Im running image processing on a huge dataset with multiprocessing and Im wondering if running ThreadPoolExecutor inside a Pool provides any benefit vs just simply running Pool on all items.
The dataset contains multiple folders with each folder containing images, so my initial though was to split up each folder in to a process and each image in that folder to a thread.
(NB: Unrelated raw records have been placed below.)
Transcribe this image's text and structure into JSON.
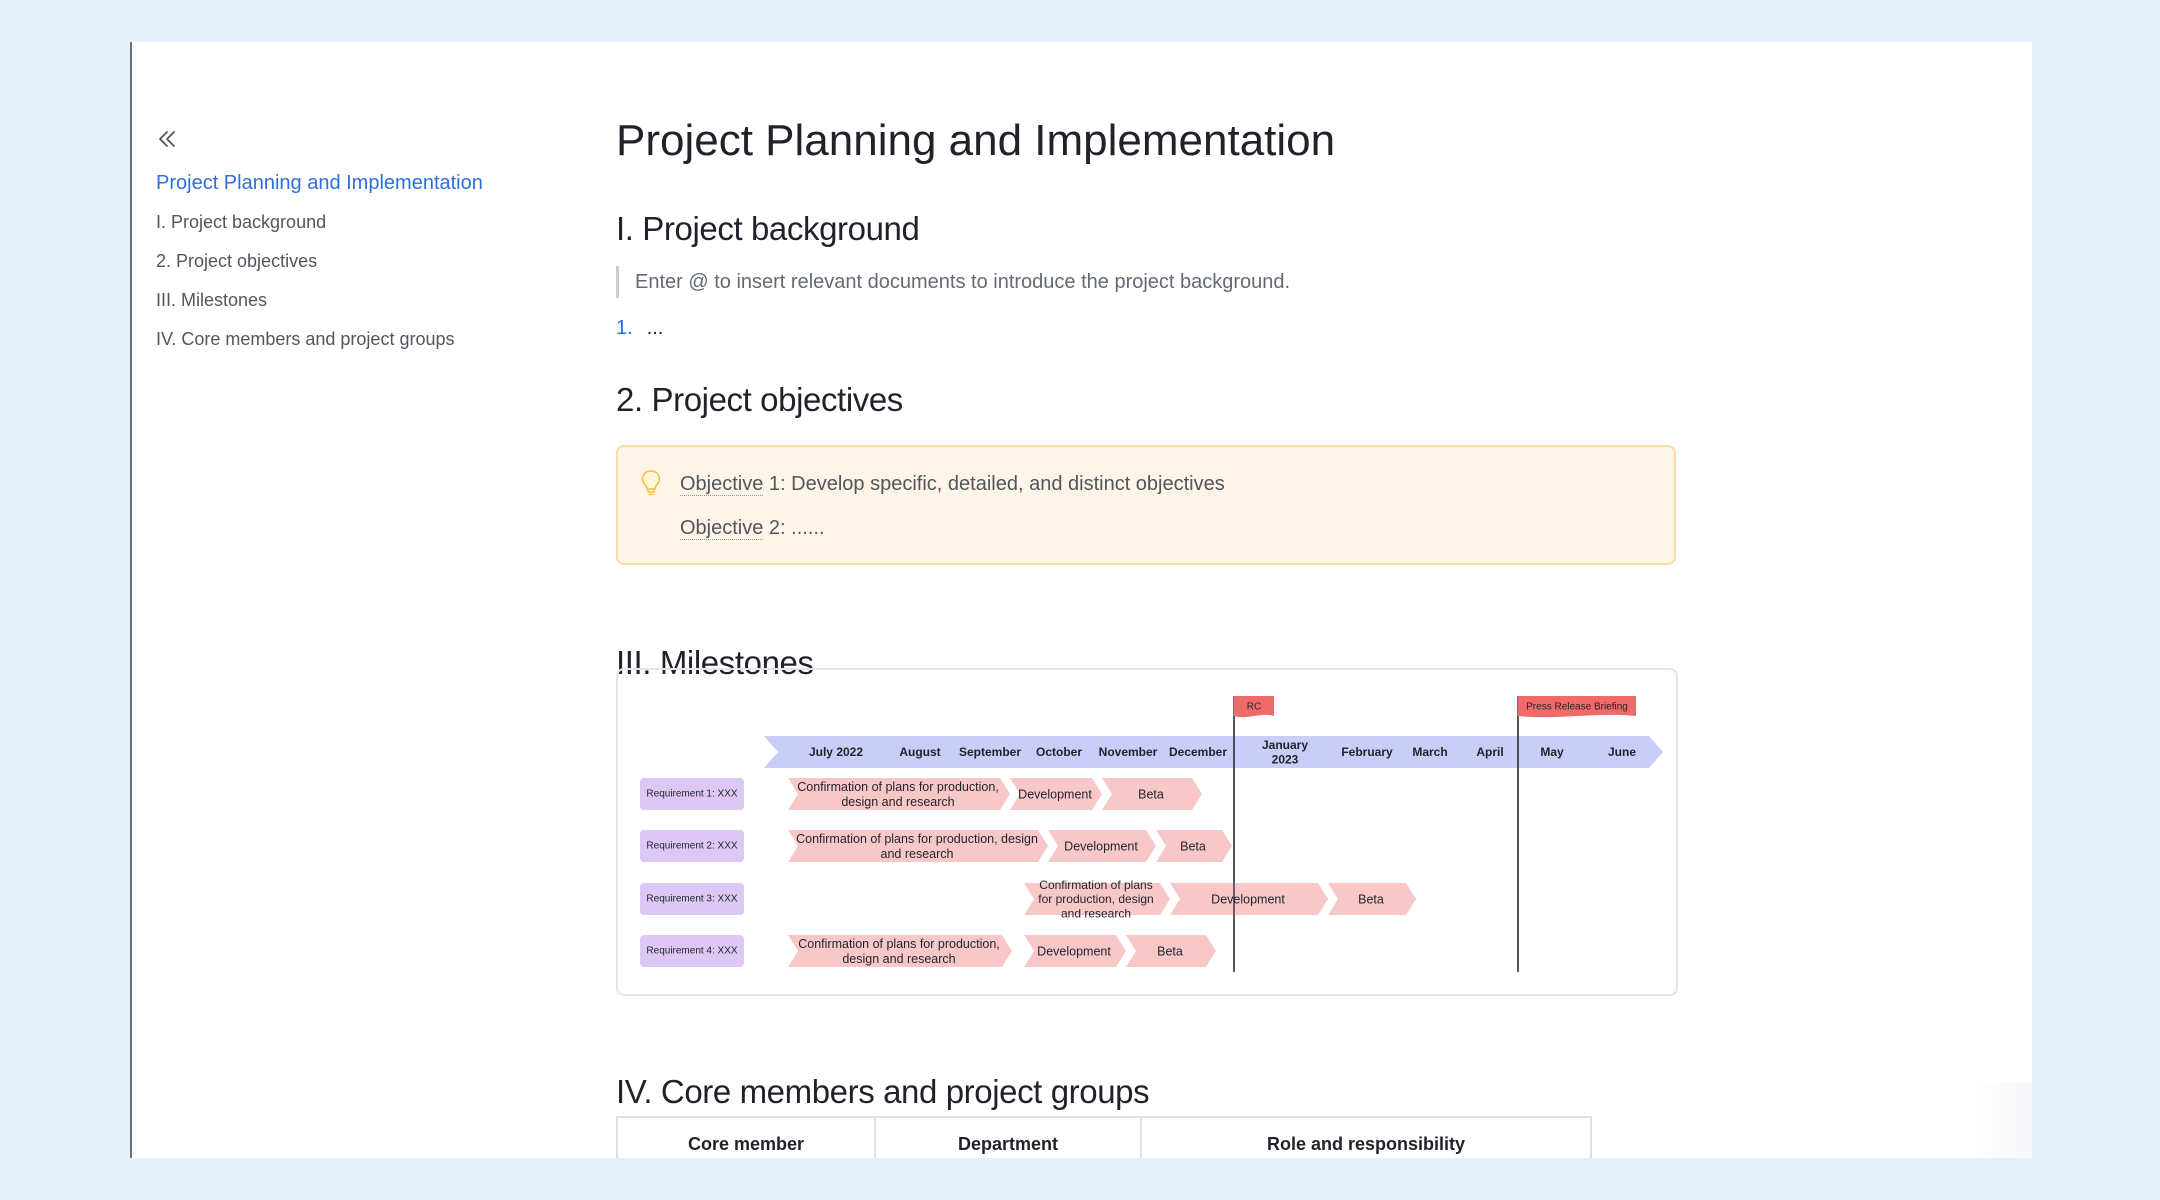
{
  "toc": {
    "items": [
      {
        "label": "Project Planning and Implementation",
        "active": true
      },
      {
        "label": "I. Project background",
        "active": false
      },
      {
        "label": "2. Project objectives",
        "active": false
      },
      {
        "label": "III. Milestones",
        "active": false
      },
      {
        "label": "IV. Core members and project groups",
        "active": false
      }
    ]
  },
  "doc": {
    "title": "Project Planning and Implementation",
    "sections": {
      "background": {
        "heading": "I. Project background",
        "quote": "Enter @ to insert relevant documents to introduce the project background.",
        "list_num": "1.",
        "list_text": "..."
      },
      "objectives": {
        "heading": "2. Project objectives",
        "line1_link": "Objective",
        "line1_rest": " 1: Develop specific, detailed, and distinct objectives",
        "line2_link": "Objective",
        "line2_rest": " 2: ......"
      },
      "milestones": {
        "heading": "III. Milestones"
      },
      "members": {
        "heading": "IV. Core members and project groups"
      }
    }
  },
  "milestones_chart": {
    "months": [
      "July 2022",
      "August",
      "September",
      "October",
      "November",
      "December",
      "January 2023",
      "February",
      "March",
      "April",
      "May",
      "June"
    ],
    "flags": [
      {
        "label": "RC",
        "after": "December"
      },
      {
        "label": "Press Release Briefing",
        "after": "April"
      }
    ],
    "rows": [
      {
        "label": "Requirement 1: XXX",
        "tasks": [
          {
            "text": "Confirmation of plans for production, design and research",
            "lines": [
              "Confirmation of plans for production,",
              "design and research"
            ]
          },
          {
            "text": "Development",
            "lines": [
              "Development"
            ]
          },
          {
            "text": "Beta",
            "lines": [
              "Beta"
            ]
          }
        ]
      },
      {
        "label": "Requirement 2: XXX",
        "tasks": [
          {
            "text": "Confirmation of plans for production, design and research",
            "lines": [
              "Confirmation of plans for production, design",
              "and research"
            ]
          },
          {
            "text": "Development",
            "lines": [
              "Development"
            ]
          },
          {
            "text": "Beta",
            "lines": [
              "Beta"
            ]
          }
        ]
      },
      {
        "label": "Requirement 3: XXX",
        "tasks": [
          {
            "text": "Confirmation of plans for production, design and research",
            "lines": [
              "Confirmation of plans",
              "for production, design",
              "and research"
            ]
          },
          {
            "text": "Development",
            "lines": [
              "Development"
            ]
          },
          {
            "text": "Beta",
            "lines": [
              "Beta"
            ]
          }
        ]
      },
      {
        "label": "Requirement 4: XXX",
        "tasks": [
          {
            "text": "Confirmation of plans for production, design and research",
            "lines": [
              "Confirmation of plans for production,",
              "design and research"
            ]
          },
          {
            "text": "Development",
            "lines": [
              "Development"
            ]
          },
          {
            "text": "Beta",
            "lines": [
              "Beta"
            ]
          }
        ]
      }
    ],
    "colors": {
      "timeline": "#c9cdf7",
      "requirement": "#dcc7f5",
      "task": "#f8c8c8",
      "flag": "#f06a6a"
    }
  },
  "table": {
    "headers": [
      "Core member",
      "Department",
      "Role and responsibility"
    ]
  },
  "colors": {
    "accent": "#2c6fe0",
    "background": "#e8effd",
    "callout_bg": "#fef4e8",
    "callout_border": "#fcd9a8"
  }
}
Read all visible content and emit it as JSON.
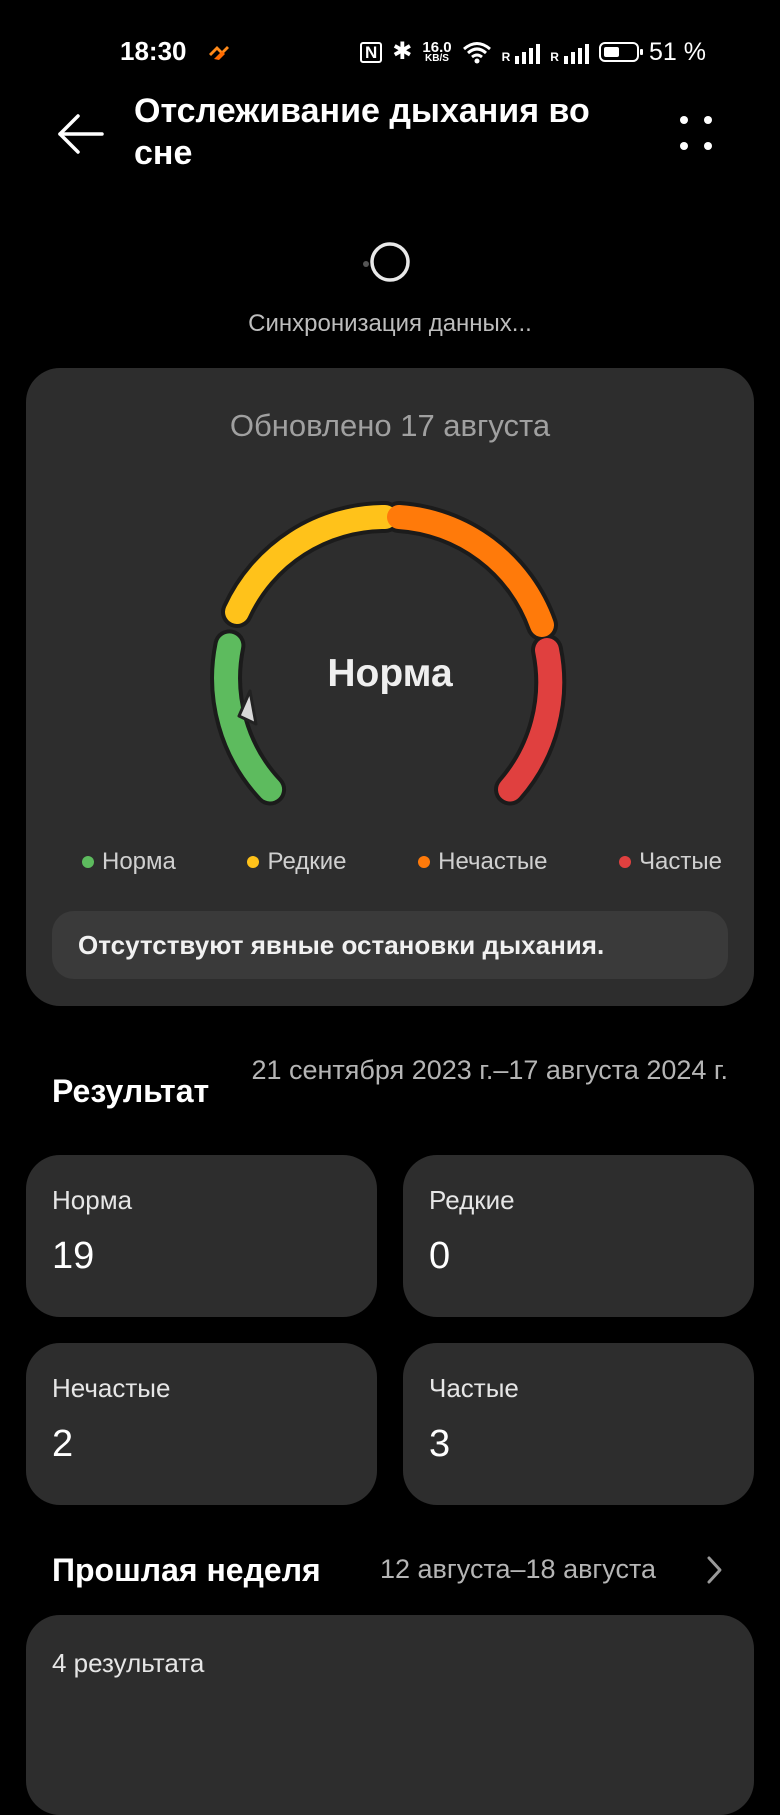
{
  "status_bar": {
    "time": "18:30",
    "nfc": "N",
    "bluetooth": "✱",
    "speed_value": "16.0",
    "speed_unit": "KB/S",
    "roaming": "R",
    "battery_level": 51,
    "battery_text": "51 %"
  },
  "header": {
    "title": "Отслеживание дыхания во сне",
    "back_icon": "arrow-left-icon",
    "more_icon": "more-dots-icon"
  },
  "sync": {
    "text": "Синхронизация данных..."
  },
  "gauge_card": {
    "updated": "Обновлено 17 августа",
    "status": "Норма",
    "segments": [
      {
        "name": "Норма",
        "color": "#5dbb5e"
      },
      {
        "name": "Редкие",
        "color": "#ffc21a"
      },
      {
        "name": "Нечастые",
        "color": "#ff7a0a"
      },
      {
        "name": "Частые",
        "color": "#e0403f"
      }
    ],
    "note": "Отсутствуют явные остановки дыхания."
  },
  "result": {
    "title": "Результат",
    "range": "21 сентября 2023 г.–17 августа 2024 г.",
    "stats": [
      {
        "label": "Норма",
        "value": "19"
      },
      {
        "label": "Редкие",
        "value": "0"
      },
      {
        "label": "Нечастые",
        "value": "2"
      },
      {
        "label": "Частые",
        "value": "3"
      }
    ]
  },
  "last_week": {
    "title": "Прошлая неделя",
    "range": "12 августа–18 августа",
    "count": "4 результата"
  }
}
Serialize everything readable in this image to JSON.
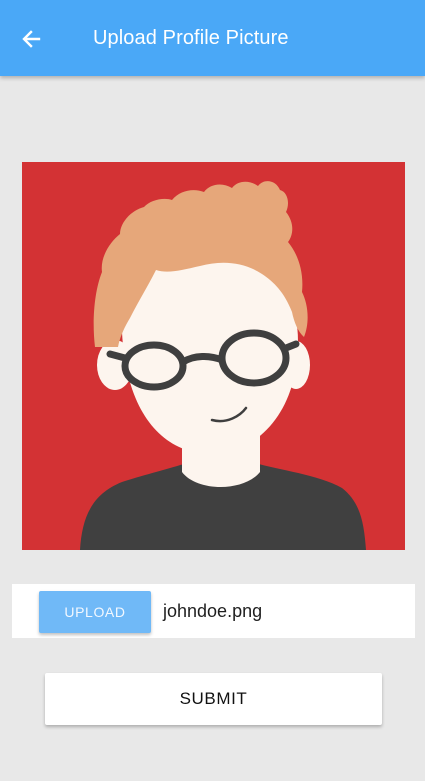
{
  "appbar": {
    "title": "Upload Profile Picture",
    "back_icon": "arrow-left-icon",
    "color": "#4aa8f7"
  },
  "avatar": {
    "background_color": "#d33234",
    "hair_color": "#e6a77a",
    "skin_color": "#fdf5ee",
    "shirt_color": "#404040"
  },
  "upload": {
    "button_label": "UPLOAD",
    "file_name": "johndoe.png"
  },
  "submit": {
    "button_label": "SUBMIT"
  }
}
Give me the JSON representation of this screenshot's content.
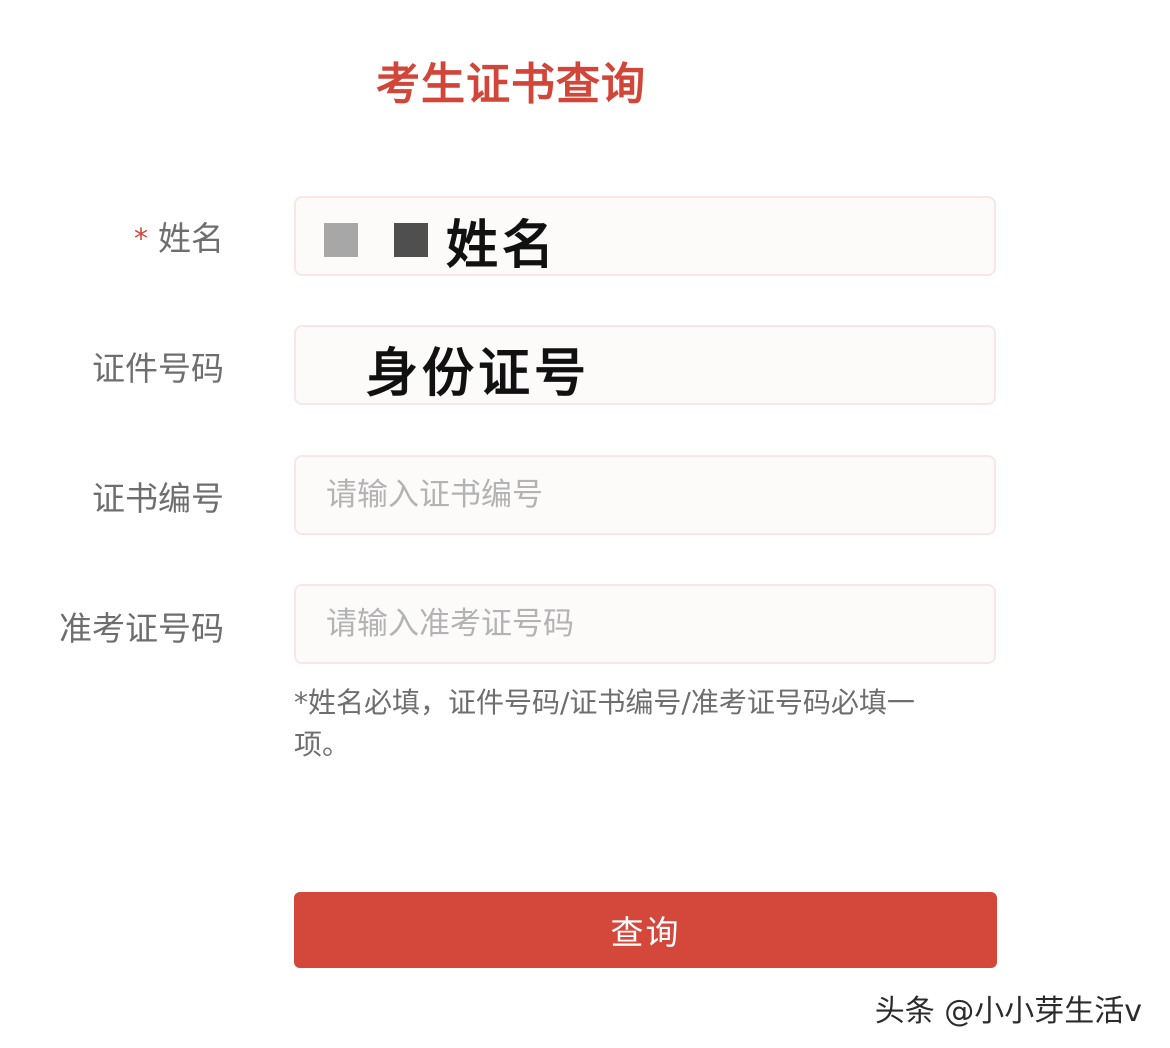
{
  "page": {
    "title": "考生证书查询"
  },
  "form": {
    "name": {
      "required_mark": "*",
      "label": "姓名",
      "handwritten_value": "姓名"
    },
    "id_number": {
      "label": "证件号码",
      "handwritten_value": "身份证号"
    },
    "cert_number": {
      "label": "证书编号",
      "placeholder": "请输入证书编号"
    },
    "exam_number": {
      "label": "准考证号码",
      "placeholder": "请输入准考证号码"
    },
    "hint": "*姓名必填，证件号码/证书编号/准考证号码必填一项。",
    "submit_label": "查询"
  },
  "watermark": "头条 @小小芽生活v",
  "colors": {
    "accent": "#d4473b",
    "title": "#d2463a",
    "label": "#6e6e6e",
    "placeholder": "#b3b3b3",
    "input_border": "#f8e7e6"
  }
}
Other way would be to just get every image and run that as a process.
for instance, each folder as a process and each image as a thread
from concurrent import futures
from multiprocessing import Pool
from pathlib import Path
def handle_image(image_path: Path):
pass
def handle_folder(folder_path: Path):
with futures.ThreadPoolExecutor() as e:
e.map(handle_image, folder_path.glob("*"))
e.shutdown()
if __name__ == '__main__':
dataset_folder = Path("Folder")
with Pool() as p:
p.imap_unordered(handle_folder, dataset_folder.iterdir())
p.close()
p.join()
versus each image as a process
from multiprocessing import Pool
from pathlib import Path
def handle_image(image_path: Path):
if not image_path.is_file():
return
if __name__ == '__main__':
dataset_folder = Path("Folder")
with Pool() as p:
p.imap_unordered(handle_image, dataset_folder.glob("**/*"), 100)
p.close()
p.join()